An overview of tBTC wallets, the minting process, and wallet signers

tBTC wallets produce signatures using a Threshold Elliptic Curve Digital Signature Algorithm, requiring 51 out of 100 signers to approve transactions. Its sweeping mechanism further secures funds by regularly consolidating all BTC deposits, making it harder for bad actors to exploit loopholes.

When you mint tBTC, you deposit BTC via an eligible Bitcoin wallet address (below) to a Threshold Network generated wallet.

  • Wallet Generation: The wallet is generated and signed among 51-of-100 wallet signers

  • Depositing and Receiving tBTC: Depositor sends BTC funds to the most recently created wallet and reveals their desired Ethereum minting address. The bridge checks the bitcoin network to make sure the funds line up. If everything checks out, then the account is credited with tBTC

Eligible BTC Addresses

The “Return Address” is a BTC address where your BTC funds are sent back if something exceptional happens with your deposit. A Return Address cannot be a multi-sig or an exchange address, and must start with “1” or “bc1”.

  • P2PKH (Pay-to-PubKey Hash): These addresses start with “1”. They are part of the original Bitcoin address format and are widely supported across various wallets and exchanges.

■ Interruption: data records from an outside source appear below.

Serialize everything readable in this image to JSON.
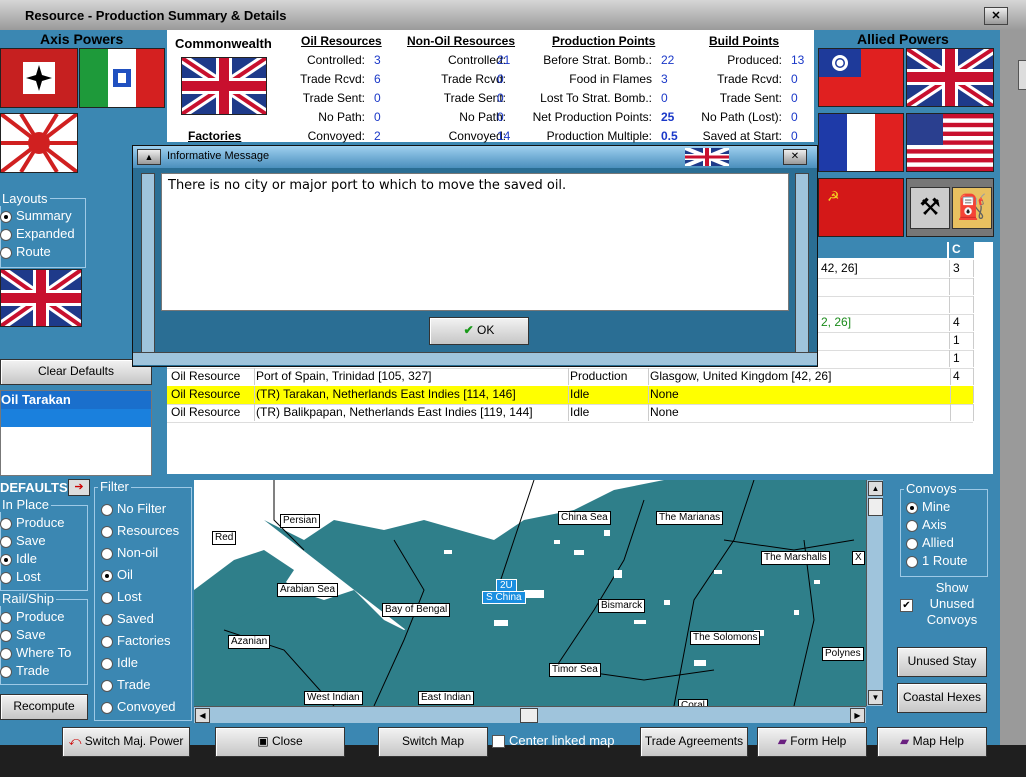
{
  "window": {
    "title": "Resource - Production Summary & Details"
  },
  "axis": {
    "header": "Axis Powers"
  },
  "allied": {
    "header": "Allied Powers"
  },
  "summary": {
    "country": "Commonwealth",
    "factories_label": "Factories",
    "oil": {
      "header": "Oil Resources",
      "rows": [
        {
          "label": "Controlled:",
          "value": "3"
        },
        {
          "label": "Trade Rcvd:",
          "value": "6"
        },
        {
          "label": "Trade Sent:",
          "value": "0"
        },
        {
          "label": "No Path:",
          "value": "0"
        },
        {
          "label": "Convoyed:",
          "value": "2"
        }
      ]
    },
    "nonoil": {
      "header": "Non-Oil Resources",
      "rows": [
        {
          "label": "Controlled:",
          "value": "21"
        },
        {
          "label": "Trade Rcvd:",
          "value": "0"
        },
        {
          "label": "Trade Sent:",
          "value": "0"
        },
        {
          "label": "No Path:",
          "value": "0"
        },
        {
          "label": "Convoyed:",
          "value": "14"
        }
      ]
    },
    "pp": {
      "header": "Production Points",
      "rows": [
        {
          "label": "Before Strat. Bomb.:",
          "value": "22"
        },
        {
          "label": "Food in Flames",
          "value": "3"
        },
        {
          "label": "Lost To Strat. Bomb.:",
          "value": "0"
        },
        {
          "label": "Net Production Points:",
          "value": "25"
        },
        {
          "label": "Production Multiple:",
          "value": "0.5"
        }
      ]
    },
    "bp": {
      "header": "Build Points",
      "rows": [
        {
          "label": "Produced:",
          "value": "13"
        },
        {
          "label": "Trade Rcvd:",
          "value": "0"
        },
        {
          "label": "Trade Sent:",
          "value": "0"
        },
        {
          "label": "No Path (Lost):",
          "value": "0"
        },
        {
          "label": "Saved at Start:",
          "value": "0"
        }
      ]
    }
  },
  "layouts": {
    "title": "Layouts",
    "options": [
      "Summary",
      "Expanded",
      "Route"
    ],
    "selected": "Summary"
  },
  "clear_defaults": "Clear Defaults",
  "selected_list": {
    "header": "Oil Tarakan"
  },
  "defaults": {
    "title": "DEFAULTS",
    "in_place": {
      "title": "In Place",
      "options": [
        "Produce",
        "Save",
        "Idle",
        "Lost"
      ],
      "selected": "Idle"
    },
    "rail_ship": {
      "title": "Rail/Ship",
      "options": [
        "Produce",
        "Save",
        "Where To",
        "Trade"
      ]
    }
  },
  "recompute": "Recompute",
  "filter": {
    "title": "Filter",
    "options": [
      "No Filter",
      "Resources",
      "Non-oil",
      "Oil",
      "Lost",
      "Saved",
      "Factories",
      "Idle",
      "Trade",
      "Convoyed"
    ],
    "selected": "Oil"
  },
  "table": {
    "header_c": "C",
    "partial_rows": [
      {
        "dest": "42, 26]",
        "c": "3",
        "green": false
      },
      {
        "dest": "",
        "c": "",
        "green": false
      },
      {
        "dest": "",
        "c": "",
        "green": false
      },
      {
        "dest": "2, 26]",
        "c": "4",
        "green": true
      },
      {
        "dest": "",
        "c": "1",
        "green": false
      },
      {
        "dest": "",
        "c": "1",
        "green": false
      }
    ],
    "rows": [
      {
        "type": "Oil Resource",
        "location": "Port of Spain, Trinidad [105, 327]",
        "status": "Production",
        "dest": "Glasgow, United Kingdom [42, 26]",
        "c": "4",
        "highlight": false
      },
      {
        "type": "Oil Resource",
        "location": "(TR) Tarakan, Netherlands East Indies [114, 146]",
        "status": "Idle",
        "dest": "None",
        "c": "",
        "highlight": true
      },
      {
        "type": "Oil Resource",
        "location": "(TR) Balikpapan, Netherlands East Indies [119, 144]",
        "status": "Idle",
        "dest": "None",
        "c": "",
        "highlight": false
      }
    ]
  },
  "map": {
    "labels": [
      "Persian",
      "Red",
      "Arabian Sea",
      "Bay of Bengal",
      "Azanian",
      "West Indian",
      "East Indian",
      "China Sea",
      "The Marianas",
      "The Marshalls",
      "Bismarck",
      "The Solomons",
      "Timor Sea",
      "Polynes",
      "Coral",
      "X"
    ],
    "unit_count": "2U",
    "unit_label": "S China"
  },
  "convoys": {
    "title": "Convoys",
    "options": [
      "Mine",
      "Axis",
      "Allied",
      "1 Route"
    ],
    "selected": "Mine"
  },
  "show_unused": {
    "label": "Show Unused Convoys",
    "checked": true
  },
  "unused_stay": "Unused Stay",
  "coastal_hexes": "Coastal Hexes",
  "bottom": {
    "switch_power": "Switch Maj. Power",
    "close": "Close",
    "switch_map": "Switch Map",
    "center_linked": "Center linked map",
    "trade_agreements": "Trade Agreements",
    "form_help": "Form Help",
    "map_help": "Map Help"
  },
  "dialog": {
    "title": "Informative Message",
    "message": "There is no city or major port to which to move the saved oil.",
    "ok": "OK"
  },
  "colors": {
    "panel": "#3b87b2",
    "highlight": "#ffff00",
    "link": "#1a38c8",
    "sea": "#2f7f8a"
  }
}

  • P2WPKH (Pay-to-Witness-PubKey Hash): These addresses start with “bc1”. They are part of the SegWit upgrade that improved transactional efficiency on Bitcoin. These are generally less supported by older Bitcoin wallet services.

Wallet Upkeep

As time passes and operators drop out of the system, a wallet becomes at risk of being able to meet the 51-of-100 threshold to produce signatures. Additionally, Threshold aims to avoid situations where operators are the custodians of a wallet for extended periods.

To avoid these issues, once a wallet is older than the wallet_max_age, or if it drops below the liveness threshold (below 70 on a heartbeat), there is a motion to transfer the funds to another randomly selected wallet.

Once a wallet no longer has funds and is not the primary wallet for new deposits, it can be closed and operators are no longer required to maintain it.

Beta Stakers

The 100 Signers for a new wallet generation (one that manages BTC deposits) are selected from the Threshold Beta Stakers program. The Beta Stakers are currently allow-listed stakers authorized to participate in tBTC minting and redemptions.

Current Staker List

The current number of Beta Stakers can be viewed here on Etherscan, see “operatorsInPool”.

As of today, there are 142 Nodes in the Threshold Network. These nodes are on standby to join the Beta Stakers allow-list, but most are not involved in tBTC minting, redeeming, or custody.

Guardians and Minters

Unlike the Beta Stakers program, the Guardians and Minters for tBTC are to remain permissioned. This setup is an “optimistic mint” that makes the tBTC mint time significantly faster.

All Guardians and Minters can be removed with a DAO vote.